Watkins’ 2018 campaign refunded $36,000 in donations, including a $10,800 contribution from Dennis Sumner Construction Company in Topeka. The campaign also returned donations from Sumner and Kathryn Sumner, who lives at the same address, and Diane Watkins.

The donations are a small fraction of Watkins Sr.’s investment in the 2018 race. He put $765,000 into the Kansans Can Do Anything PAC, an entity he set up to support his son’s candidacy.

Meanwhile, the Shawnee County sheriff’s office has completed the first part of its investigation into whether the congressman broke state election laws.

Sarah Powell, a spokeswoman for Shawnee County District Attorney Mike Kagay, said Friday that the sheriff’s office is following up on additional questions before Kagay makes a decision on whether to charge Watkins with a crime.

Rep. Watkins listed a box at the UPS Store as his residential address in November, when he cast a ballot in a Topeka City Council race. In December, he changed his residential address on a voter registration form to a Topeka apartment complex about 2 miles to the north — outside the City Council district.

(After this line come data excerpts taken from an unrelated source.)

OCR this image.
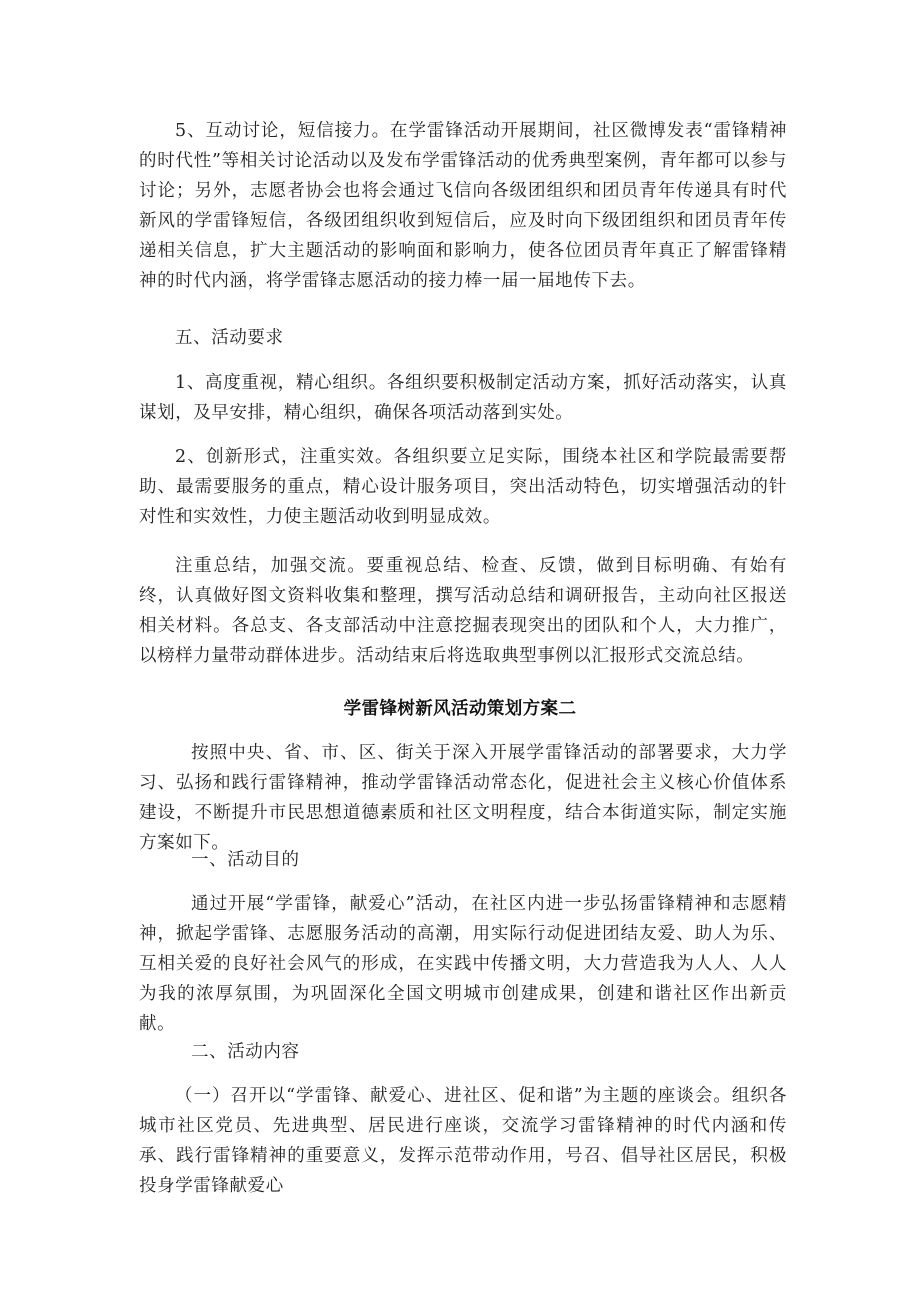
5、互动讨论，短信接力。在学雷锋活动开展期间，社区微博发表“雷锋精神的时代性”等相关讨论活动以及发布学雷锋活动的优秀典型案例，青年都可以参与讨论；另外，志愿者协会也将会通过飞信向各级团组织和团员青年传递具有时代新风的学雷锋短信，各级团组织收到短信后，应及时向下级团组织和团员青年传递相关信息，扩大主题活动的影响面和影响力，使各位团员青年真正了解雷锋精神的时代内涵，将学雷锋志愿活动的接力棒一届一届地传下去。

五、活动要求

1、高度重视，精心组织。各组织要积极制定活动方案，抓好活动落实，认真谋划，及早安排，精心组织，确保各项活动落到实处。

2、创新形式，注重实效。各组织要立足实际，围绕本社区和学院最需要帮助、最需要服务的重点，精心设计服务项目，突出活动特色，切实增强活动的针对性和实效性，力使主题活动收到明显成效。

注重总结，加强交流。要重视总结、检查、反馈，做到目标明确、有始有终，认真做好图文资料收集和整理，撰写活动总结和调研报告，主动向社区报送相关材料。各总支、各支部活动中注意挖掘表现突出的团队和个人，大力推广，以榜样力量带动群体进步。活动结束后将选取典型事例以汇报形式交流总结。

学雷锋树新风活动策划方案二

按照中央、省、市、区、街关于深入开展学雷锋活动的部署要求，大力学习、弘扬和践行雷锋精神，推动学雷锋活动常态化，促进社会主义核心价值体系建设，不断提升市民思想道德素质和社区文明程度，结合本街道实际，制定实施方案如下。

一、活动目的

通过开展“学雷锋，献爱心”活动，在社区内进一步弘扬雷锋精神和志愿精神，掀起学雷锋、志愿服务活动的高潮，用实际行动促进团结友爱、助人为乐、互相关爱的良好社会风气的形成，在实践中传播文明，大力营造我为人人、人人为我的浓厚氛围，为巩固深化全国文明城市创建成果，创建和谐社区作出新贡献。

二、活动内容

（一）召开以“学雷锋、献爱心、进社区、促和谐”为主题的座谈会。组织各城市社区党员、先进典型、居民进行座谈，交流学习雷锋精神的时代内涵和传承、践行雷锋精神的重要意义，发挥示范带动作用，号召、倡导社区居民，积极投身学雷锋献爱心
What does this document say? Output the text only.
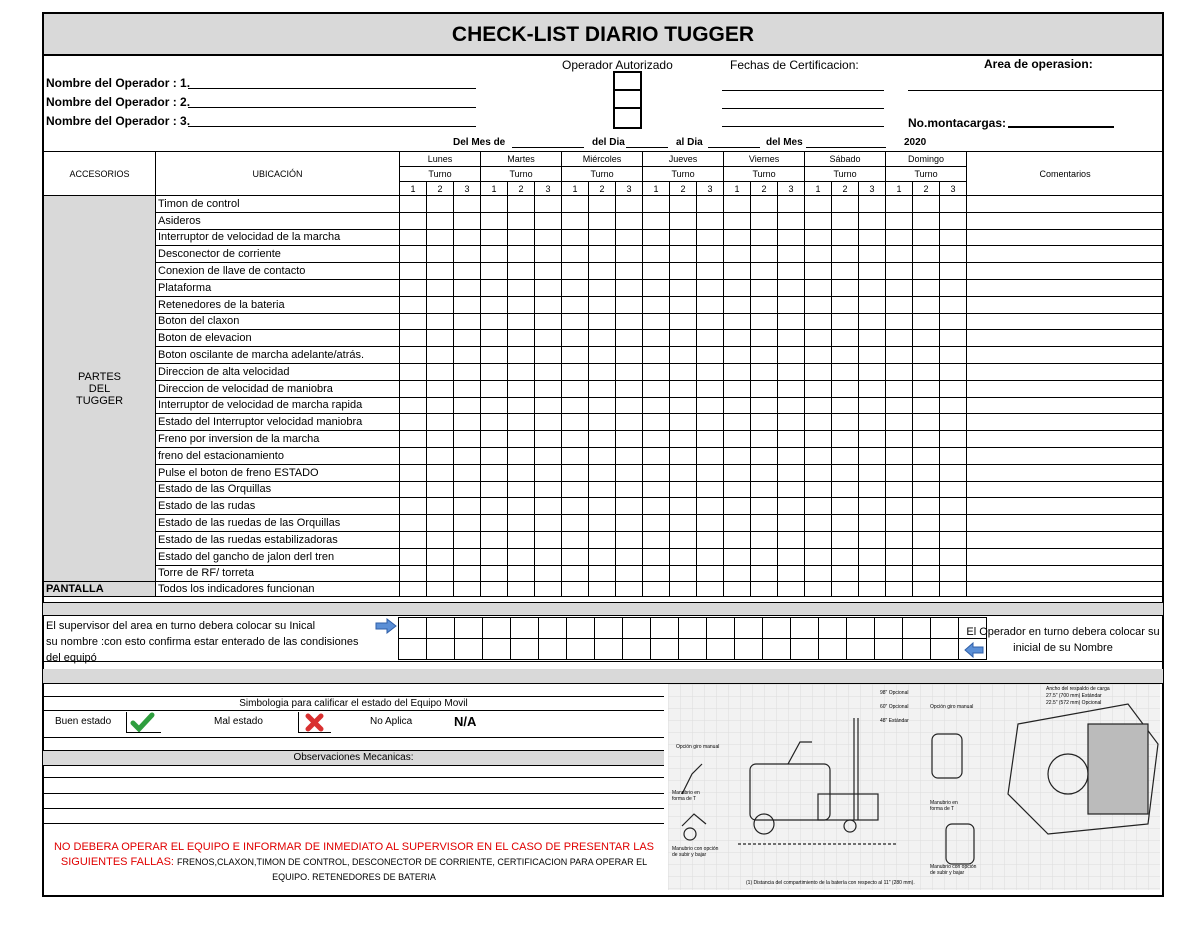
CHECK-LIST DIARIO TUGGER
Nombre del Operador : 1.
Nombre del Operador : 2.
Nombre del Operador : 3.
Operador Autorizado	Fechas de Certificacion:	Area de operasion:
No.montacargas:
Del Mes de	del Dia	al Dia	del Mes	2020
ACCESORIOS	UBICACIÓN	Lunes			Martes			Miércoles			Jueves			Viernes			Sábado			Domingo			Comentarios
		Turno			Turno			Turno			Turno			Turno			Turno			Turno			
		1	2	3	1	2	3	1	2	3	1	2	3	1	2	3	1	2	3	1	2	3	
PARTES DEL TUGGER	Timon de control																						
	Asideros																						
	Interruptor de velocidad de la marcha																						
	Desconector de corriente																						
	Conexion de llave de contacto																						
	Plataforma																						
	Retenedores de la bateria																						
	Boton del claxon																						
	Boton de elevacion																						
	Boton oscilante de marcha adelante/atrás.																						
	Direccion de alta velocidad																						
	Direccion de velocidad de maniobra																						
	Interruptor de velocidad de marcha rapida																						
	Estado del Interruptor velocidad maniobra																						
	Freno por inversion de la marcha																						
	freno del estacionamiento																						
	Pulse el boton de freno ESTADO																						
	Estado de las Orquillas																						
	Estado de las rudas																						
	Estado de las ruedas de las Orquillas																						
	Estado de las ruedas estabilizadoras																						
	Estado del gancho de jalon derl tren																						
	Torre de RF/ torreta																						
PANTALLA	Todos los indicadores funcionan																						
El supervisor del area en turno debera colocar su Inical
su nombre :con esto confirma estar enterado de las condisiones
del equipó
El Operador en turno debera colocar su inicial de su Nombre
Simbologia para calificar el estado del Equipo Movil
Buen estado	Mal estado	No Aplica	N/A
Observaciones Mecanicas:
NO DEBERA OPERAR EL EQUIPO E INFORMAR DE INMEDIATO AL SUPERVISOR EN EL CASO DE PRESENTAR LAS SIGUIENTES FALLAS: FRENOS,CLAXON,TIMON DE CONTROL, DESCONECTOR DE CORRIENTE, CERTIFICACION PARA OPERAR EL EQUIPO. RETENEDORES DE BATERIA
Opción giro manual
Manubrio en forma de T
Manubrio con opción de subir y bajar
Opción giro manual
Manubrio en forma de T
Manubrio con opción de subir y bajar
Ancho del respaldo de carga
27.5" (700 mm) Estándar
22.5" (572 mm) Opcional
98" Opcional
60" Opcional
48" Estándar
(1) Distancia del compartimiento de la batería con respecto al 11" (280 mm).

He filed another voter registration form in late January listing a new address at the same complex. He’d previously listed the address for the complex’s office.

Questions about his actions prompted Americans For Public Trust to file a complaint against Watkins with the Office of Congressional Ethics. The group, which launched last year, is officially nonpartisan but its staff is primarily Republican.

Joice said Watkins will continue focusing on “standing with President Trump, defending conservative values, and battling the political swamp.”